Mychailo Podoljak, conseiller de Zelensky : “Le statut emblématique de Poutine s’effondre, ce n’est qu’une question de temps”


Selon le scénario le plus optimiste de Mychailo Podoljak, conseiller du président Zelensky, la guerre se poursuivra encore six mois, à condition des renforts nécessaires. Mais : « L’Iran essaie de transférer ses missiles de croisière à travers la mer Caspienne. Pour les combattre, il faut des armes modernes.

Joanie De Rijke5 novembre 202203:00

Selon ses proches collaborateurs, “motivé” et “bourreau de travail”, c’est le moins que l’on puisse dire de Mychailo Podoljak (50 ans), conseiller du président ukrainien Volodymyr Zelensky. Son bureau au palais présidentiel de Kiev est bondé toute la journée de personnes en quête de conseils et il enchaîne les rendez-vous avec des conférences en ligne et des rencontres internationales. “Mais dès qu’il a un rendez-vous, rien ne l’en empêche”, raconte sa secrétaire lorsque nous entamons notre conversation Skype 45 minutes plus tard. “Ce n’est que pour le président qu’il fait une exception.”

Né en Ukraine, Podoljak a vécu en Biélorussie de 1998 à 2004, où il a étudié les sciences médicales à Minsk. Néanmoins, il a choisi une direction complètement différente : il a commencé à travailler comme journaliste. Il a finalement été expulsé du pays par les services de renseignement du KGB pour “propagation de mensonges qui ont déstabilisé la situation politique en Biélorussie”. Il est ensuite retourné en Ukraine et s’est lancé en politique.

En 2020, il a été nommé “manager anti-crise” en tant que conseiller du président et a été fréquemment vu aux côtés de Zelensky dans les débats politiques.
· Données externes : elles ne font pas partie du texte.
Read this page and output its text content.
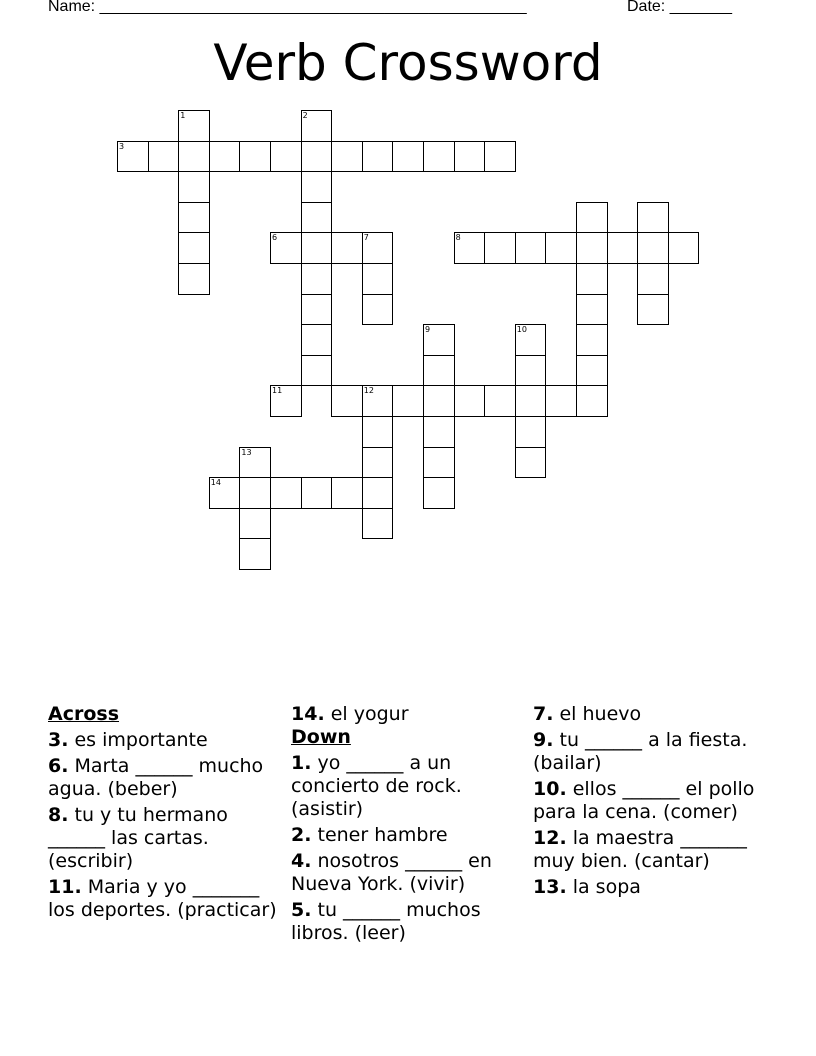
Name: ________________________________________________	Date: _______
Verb Crossword
3
1	2
6	7	8
11	12
9	10
14
13
Across
3. es importante
6. Marta ______ mucho agua. (beber)
8. tu y tu hermano ______ las cartas. (escribir)
11. Maria y yo _______ los deportes. (practicar)
14. el yogur
Down
1. yo ______ a un concierto de rock. (asistir)
2. tener hambre
4. nosotros ______ en Nueva York. (vivir)
5. tu ______ muchos libros. (leer)
7. el huevo
9. tu ______ a la fiesta. (bailar)
10. ellos ______ el pollo para la cena. (comer)
12. la maestra _______ muy bien. (cantar)
13. la sopa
Mais il ne s’est vraiment fait connaître dans son propre pays que lorsqu’il est apparu dans une vidéo le 25 février de cette année avec Zelensky, le Premier ministre Denys Shmyhal, le ministre de la Défense Oleksii Reznikov et Andrii Jermak, chef d’état-major présidentiel. “Nous n’allons pas quitter le pays”, avait alors déclaré Zelensky depuis le palais présidentiel de Kiev à la population ukrainienne, entourée de son entourage.

Un mois plus tard, Polodjak s’est assis à la table à Istanbul pour la première tentative de négociations entre l’Ukraine et la Russie. Cela semble être il y a une éternité, pense-t-il. Nous parlons à l’homme le 1er novembre, le jour où l’approvisionnement en eau et en électricité a été rétabli dans la capitale ukrainienne après que les bombardements russes ont détruit des infrastructures essentielles la veille.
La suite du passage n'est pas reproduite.